Raphael Deon Holiday hingerichtet.

Seine „Anwälte“ ließen ihn allein!

Texas hat wieder einen Menschen, im Namen des Volkes, hingerichtet. Wohl wissend, dass nicht unerhebliche Teile dieses Volkes gegen die Todesstrafe sind. Aber die Mehrheit in Texas ist nach wie vor für diese Rachejustiz.
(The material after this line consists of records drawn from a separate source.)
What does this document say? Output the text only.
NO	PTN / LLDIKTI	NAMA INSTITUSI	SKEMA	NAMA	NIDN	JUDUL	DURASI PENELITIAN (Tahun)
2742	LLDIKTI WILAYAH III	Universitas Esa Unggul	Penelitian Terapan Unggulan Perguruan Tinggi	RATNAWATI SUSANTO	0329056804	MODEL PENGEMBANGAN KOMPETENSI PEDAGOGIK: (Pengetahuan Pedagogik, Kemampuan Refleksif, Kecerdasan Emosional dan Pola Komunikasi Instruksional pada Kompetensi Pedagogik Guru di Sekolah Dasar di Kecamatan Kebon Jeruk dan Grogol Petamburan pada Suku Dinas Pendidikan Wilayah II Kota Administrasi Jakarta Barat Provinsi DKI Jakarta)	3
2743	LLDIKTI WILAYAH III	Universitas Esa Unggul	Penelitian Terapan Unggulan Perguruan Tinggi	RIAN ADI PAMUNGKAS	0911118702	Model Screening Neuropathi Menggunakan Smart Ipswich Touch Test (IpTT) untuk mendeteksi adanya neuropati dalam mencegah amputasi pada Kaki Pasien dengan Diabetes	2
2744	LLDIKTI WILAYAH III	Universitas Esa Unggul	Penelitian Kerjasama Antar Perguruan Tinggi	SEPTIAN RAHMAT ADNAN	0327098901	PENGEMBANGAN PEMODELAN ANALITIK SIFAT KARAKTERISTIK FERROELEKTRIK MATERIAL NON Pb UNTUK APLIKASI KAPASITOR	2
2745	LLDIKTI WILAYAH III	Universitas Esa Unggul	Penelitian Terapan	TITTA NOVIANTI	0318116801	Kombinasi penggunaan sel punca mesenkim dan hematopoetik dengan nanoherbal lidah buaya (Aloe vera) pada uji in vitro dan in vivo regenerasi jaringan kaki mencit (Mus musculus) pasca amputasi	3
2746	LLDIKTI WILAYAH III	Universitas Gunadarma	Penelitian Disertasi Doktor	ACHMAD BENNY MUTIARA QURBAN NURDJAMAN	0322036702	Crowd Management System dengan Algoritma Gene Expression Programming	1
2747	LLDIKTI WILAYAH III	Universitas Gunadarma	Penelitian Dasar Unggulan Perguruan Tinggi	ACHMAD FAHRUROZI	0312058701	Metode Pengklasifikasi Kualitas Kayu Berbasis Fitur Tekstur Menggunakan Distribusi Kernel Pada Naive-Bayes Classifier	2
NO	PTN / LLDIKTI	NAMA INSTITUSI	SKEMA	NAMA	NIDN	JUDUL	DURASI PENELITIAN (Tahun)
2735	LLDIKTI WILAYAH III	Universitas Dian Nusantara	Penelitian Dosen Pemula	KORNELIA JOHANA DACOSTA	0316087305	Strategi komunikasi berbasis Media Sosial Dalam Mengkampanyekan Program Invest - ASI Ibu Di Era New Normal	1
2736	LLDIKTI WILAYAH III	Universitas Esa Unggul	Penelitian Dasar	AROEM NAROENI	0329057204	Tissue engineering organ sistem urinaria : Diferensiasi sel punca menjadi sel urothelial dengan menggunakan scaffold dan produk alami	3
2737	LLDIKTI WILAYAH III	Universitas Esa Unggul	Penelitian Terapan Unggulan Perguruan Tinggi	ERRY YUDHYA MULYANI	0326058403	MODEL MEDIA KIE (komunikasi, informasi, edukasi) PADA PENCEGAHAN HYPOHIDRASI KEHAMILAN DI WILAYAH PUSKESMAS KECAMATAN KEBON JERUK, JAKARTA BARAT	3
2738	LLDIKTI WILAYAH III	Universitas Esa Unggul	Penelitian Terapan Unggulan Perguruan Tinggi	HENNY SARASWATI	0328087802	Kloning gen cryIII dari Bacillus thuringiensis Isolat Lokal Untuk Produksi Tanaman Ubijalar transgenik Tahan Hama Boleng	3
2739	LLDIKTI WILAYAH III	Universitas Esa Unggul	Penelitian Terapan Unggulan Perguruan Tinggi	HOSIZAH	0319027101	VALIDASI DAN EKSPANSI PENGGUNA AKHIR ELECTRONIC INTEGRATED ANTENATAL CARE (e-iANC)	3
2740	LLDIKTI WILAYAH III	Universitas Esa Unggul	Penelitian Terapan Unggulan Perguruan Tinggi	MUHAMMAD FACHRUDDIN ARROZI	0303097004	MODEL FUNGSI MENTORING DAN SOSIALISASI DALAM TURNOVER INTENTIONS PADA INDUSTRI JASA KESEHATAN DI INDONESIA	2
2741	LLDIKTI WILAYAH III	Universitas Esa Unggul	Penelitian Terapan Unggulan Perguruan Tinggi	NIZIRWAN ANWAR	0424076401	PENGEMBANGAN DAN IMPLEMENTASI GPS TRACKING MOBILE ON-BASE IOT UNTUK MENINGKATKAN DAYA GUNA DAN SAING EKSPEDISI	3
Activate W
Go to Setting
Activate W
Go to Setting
Raphael Deon Holiday (36), ist gegen 20:30 Uhr (Ortszeit), für tot erklärt worden. Als ihm die tödliche Dosis Pentobarbital verabreicht wurde, nahm er zwei tiefe Atemzüge, dann blieb sein Mund geöffnet und er keuchte mehrmals. Sein Todeskampf dauerte 19 Minuten. In seinen letzten Worten sagte er: „Ich liebe euch alle. Ich möchte, dass ihr wisst, ich werde immer bei euch sein.“ 

Alle Bitten um Gnade, an den  Gouverneur Greg Abbott, wurden ignoriert, denn er ist, wie sein Vorgänger Rick Perry, ein leidenschaftlicher Anhänger dieser martialischen Strafe.

Holidays Anwälte ließen ihn allein!
Wie so oft, wurde auch Holiday nur von Pflichtanwälten verteidigt. Bekanntermaßen sind ja fast nur arme Menschen in den Todestrakten der USA. Und eben diese „Anwälte“ verweigerten Holiday jede weitere Unterstützung, als die Richter des Obersten Gerichtshof sich im Juni weigerten, seinen Fall zu überprüfen. Um es noch mal klar und deutlich zu sagen: SEINE PFLICHTANWÄLTE VERLIESSEN IHN – SIE SAHEN FÜR IHN KEINE CHANCE MEHR – SIE LIESSEN IHN ALLEIN!!!
Deutlicher kann kaum die katastrophale Lage der Todeskandidaten in den USA vorgeführt werden…

Holiday bestritt immer, dass er seine Kinder töten wollte. Holiday: „Ich liebte meine Kinder. Ich wollte nie einem von ihnen schaden“. Sie waren bei einem Hausbrand ums Leben gekommen, den er verursacht haben soll. Details siehe hier: http://wp.me/p2X1th-zW

Wir können es nicht oft genug betonen. In der BRD hätte er eine zweite Chance bekommen – Doch der Staat Texas scheint nur Rache zu kennen, die er meist an Menschen verübt, die eine dunkle Hautfarbe haben.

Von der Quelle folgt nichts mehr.